I’d never before purchased third-party insurance or thought much of the prospect. I only bought the policy this time because of a conversation I had earlier with Dan Durazo, an Allianz official. I had mentioned I’d be traveling to Panama soon and half-jokingly, Dan asked about my insurance for the trip. I said I didn’t have any insurance.
Extremely puzzled, Dan suggested I take out the professional traveler policy. The one-year, very basic policy covers trip interruption and cancellation, plus emergency medical treatment and transportation. Meanwhile Dan was wondering how someone who has traveled internationally up to 10 or more times each year for nearly three decades had never purchased travel insurance.

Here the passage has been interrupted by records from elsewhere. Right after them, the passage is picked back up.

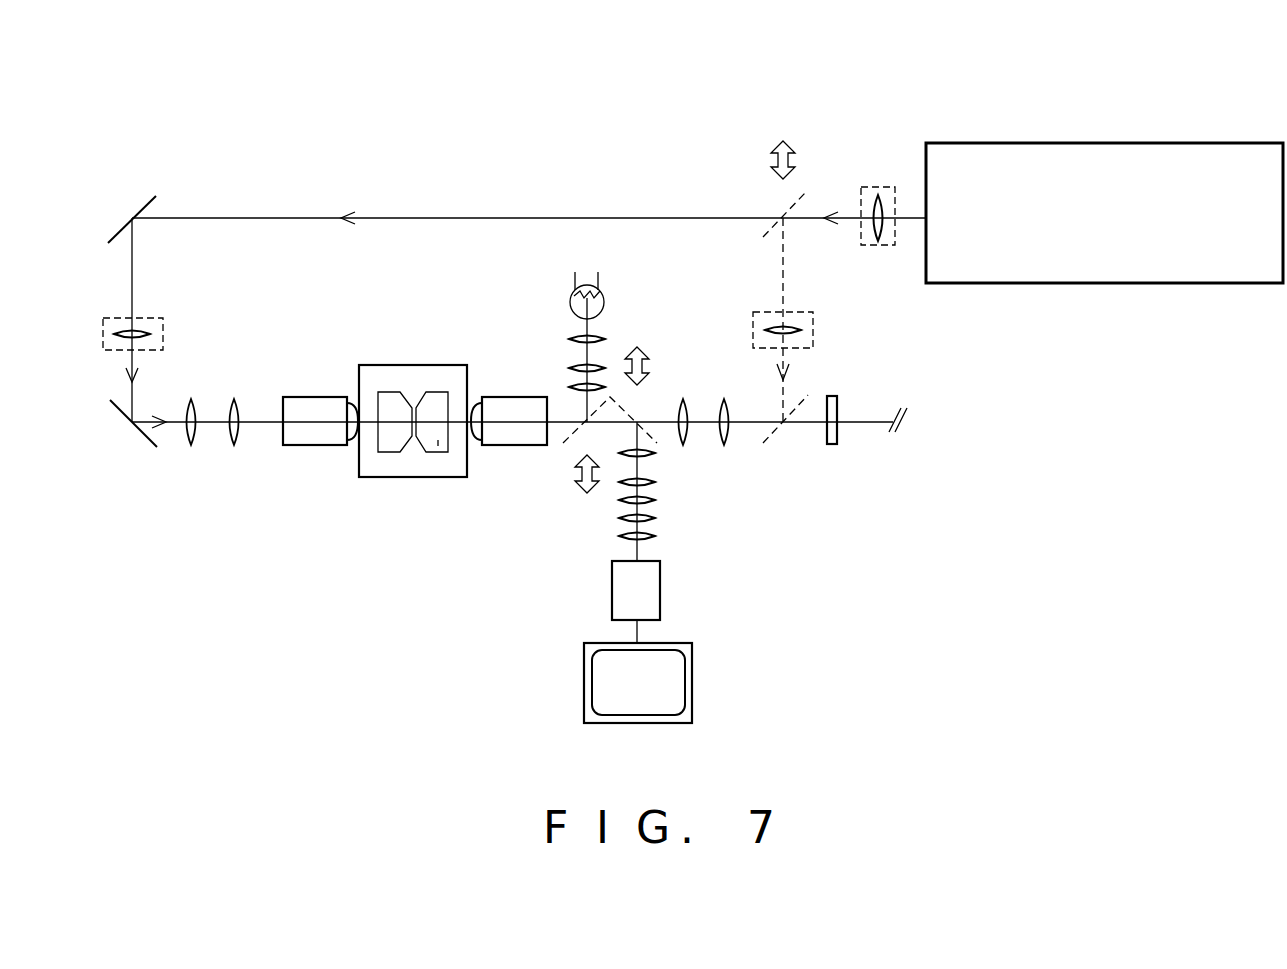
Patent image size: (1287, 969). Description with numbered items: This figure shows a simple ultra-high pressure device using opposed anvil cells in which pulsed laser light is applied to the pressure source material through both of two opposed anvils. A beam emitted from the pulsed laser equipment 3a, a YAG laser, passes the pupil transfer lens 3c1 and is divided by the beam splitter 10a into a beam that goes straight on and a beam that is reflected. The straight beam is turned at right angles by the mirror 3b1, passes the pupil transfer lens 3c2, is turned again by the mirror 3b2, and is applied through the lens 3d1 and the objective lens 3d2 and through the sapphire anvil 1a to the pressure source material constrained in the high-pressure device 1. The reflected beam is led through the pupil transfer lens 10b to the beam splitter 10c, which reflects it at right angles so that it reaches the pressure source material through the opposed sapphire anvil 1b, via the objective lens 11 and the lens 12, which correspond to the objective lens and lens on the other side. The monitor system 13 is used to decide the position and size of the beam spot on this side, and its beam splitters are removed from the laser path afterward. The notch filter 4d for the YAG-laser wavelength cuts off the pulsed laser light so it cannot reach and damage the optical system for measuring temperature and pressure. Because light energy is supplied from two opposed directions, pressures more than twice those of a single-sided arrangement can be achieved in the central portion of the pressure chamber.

The pulsed laser 3a is at (1112, 143).
The mirror 3b1 is at (136, 220).
The mirror 3b2 is at (145, 440).
The pupil transfer lens 3c1 is at (872, 187).
The pupil transfer lens 3c2 is at (164, 322).
The lens 3d1 is at (252, 456).
The objective lens 3d2 is at (318, 397).
The high-pressure device 1 is at (410, 478).
The sapphire anvil 1a is at (358, 478).
The sapphire anvil 1b is at (438, 440).
The objective lens 11 is at (530, 446).
The lens 12 is at (739, 456).
The monitor system 13 is at (657, 755).
The beam splitter 10a is at (778, 206).
The pupil transfer lens 10b is at (813, 322).
The beam splitter 10c is at (778, 430).
The notch filter 4d is at (838, 400).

I suppose I had similar thoughts back in mid-August, when this all began, with Dan asking if I had travel insurance. I know for sure that at the time I was thinking, “Why not? It can’t hurt.” How right I turned out to be.
Back in Panama, I was lucky to have my wife Karen fly in to be with me. The sense of relief I felt when she walked into my hospital room is hard to describe. While I was hopeful all would work out I had already endured some of the loneliness and sense of misfortune over my plight.

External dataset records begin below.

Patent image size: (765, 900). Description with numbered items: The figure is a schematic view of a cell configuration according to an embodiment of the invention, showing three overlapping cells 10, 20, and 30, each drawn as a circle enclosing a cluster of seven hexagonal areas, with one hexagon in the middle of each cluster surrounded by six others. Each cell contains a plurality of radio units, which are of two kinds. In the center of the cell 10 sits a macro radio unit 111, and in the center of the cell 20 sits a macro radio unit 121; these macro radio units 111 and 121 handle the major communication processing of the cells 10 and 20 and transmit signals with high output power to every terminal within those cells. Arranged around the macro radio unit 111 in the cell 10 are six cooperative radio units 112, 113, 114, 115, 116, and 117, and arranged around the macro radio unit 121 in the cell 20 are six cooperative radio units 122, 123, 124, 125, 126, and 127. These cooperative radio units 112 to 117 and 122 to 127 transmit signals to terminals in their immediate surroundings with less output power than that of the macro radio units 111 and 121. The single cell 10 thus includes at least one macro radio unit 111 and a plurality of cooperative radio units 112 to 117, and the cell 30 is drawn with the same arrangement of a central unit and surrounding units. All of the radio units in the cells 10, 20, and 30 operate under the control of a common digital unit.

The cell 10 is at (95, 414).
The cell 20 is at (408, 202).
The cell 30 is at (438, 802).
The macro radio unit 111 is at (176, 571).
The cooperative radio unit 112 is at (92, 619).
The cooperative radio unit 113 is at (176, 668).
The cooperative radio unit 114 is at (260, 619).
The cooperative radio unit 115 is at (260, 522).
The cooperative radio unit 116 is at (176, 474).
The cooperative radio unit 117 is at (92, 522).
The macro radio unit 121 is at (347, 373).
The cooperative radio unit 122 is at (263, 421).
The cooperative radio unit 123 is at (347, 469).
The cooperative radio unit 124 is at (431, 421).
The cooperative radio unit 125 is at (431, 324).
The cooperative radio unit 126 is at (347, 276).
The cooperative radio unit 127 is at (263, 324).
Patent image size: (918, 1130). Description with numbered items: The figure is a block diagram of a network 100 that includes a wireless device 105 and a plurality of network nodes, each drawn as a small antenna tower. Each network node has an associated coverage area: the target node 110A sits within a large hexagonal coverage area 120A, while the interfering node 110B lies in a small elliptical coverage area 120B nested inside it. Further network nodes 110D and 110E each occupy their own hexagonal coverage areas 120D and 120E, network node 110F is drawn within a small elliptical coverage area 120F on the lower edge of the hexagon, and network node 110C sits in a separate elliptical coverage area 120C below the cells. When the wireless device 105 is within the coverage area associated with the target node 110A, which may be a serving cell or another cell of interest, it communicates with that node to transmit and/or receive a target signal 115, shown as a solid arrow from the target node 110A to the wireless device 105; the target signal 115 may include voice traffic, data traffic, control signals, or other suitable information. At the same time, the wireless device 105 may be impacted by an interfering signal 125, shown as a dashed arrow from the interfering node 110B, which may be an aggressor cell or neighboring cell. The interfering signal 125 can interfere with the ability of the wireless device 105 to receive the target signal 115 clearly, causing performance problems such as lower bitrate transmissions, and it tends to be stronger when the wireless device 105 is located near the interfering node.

My hospital room overlooked the Pacific Ocean, and at times I stared out at the water, lamenting that I’d been unable to join the press trip and wondering when I might go home again.
In addition to Karen’s arrival, the response of the Allianz officials I spoke with as the situation unfolded helped ease my worries. I spoke with Allianz by cell phone shortly after I was admitted to the hospital. Company officials immediately confirmed my policy information and over the next few hours conferred with the hospital’s doctors to monitor my condition. They provided the emergency benefits to pay for my hospitalization, and they were available to me at all times whenever I had any concerns.
Their professionalism and friendly assistance was a crucial comfort at this difficult time. Within a few days, they approved my medical evacuation to a hospital in Florida.
It’s important that I point out something Dan told me: not every traveler in the situation I faced is medically evacuated via Lear jet. If there is appropriate treatment available locally, if moving the person at all is problematic, or for other reasons, the best option may be to have the traveler treated locally.
Still, in my case I firmly desired medical transportation back to the U.S. Fortunately Dr. Jaramillo, and the Allianz officials and medical professionals, agreed with me. Around 11 p.m. on Aug. 20 I departed Panama City aboard a medical flight provided by REVA Air Ambulance.
I arranged to fly to Miami and enter South Miami Baptist Hospital, where the surgery would be performed. On the morning on Aug. 21 I was admitted to that facility and the surgery was successfully performed the next day by Dr. Ghassan Haddad.
The flight was extremely smooth and the air ambulance crew assigned to transport me was friendly and very professional. Things went very smoothly and as I saw us land trough the plane’s small porthole window I felt an immense wave of relief.
We went directly to the hospital, and I went into surgery a few hours later. The procedure was successful and I remained in Florida through Aug. 24, after which I was discharged. I’m feeling good and am expected to fully recover.
After spending two evenings in a Miami hotel, Karen and I arrived at New York’s Penn Station on Aug. 27 aboard Amtrak’s Silver Meteor from Miami. I had Allianz to thank for bringing me successfully through a serious medical condition so far from home. Soon we were walking through our front gate in Brooklyn.
My last-minute decision to buy travel insurance turned out to be a life saver. I will never leave home again without it, and I recommend that anyone who travels do the same.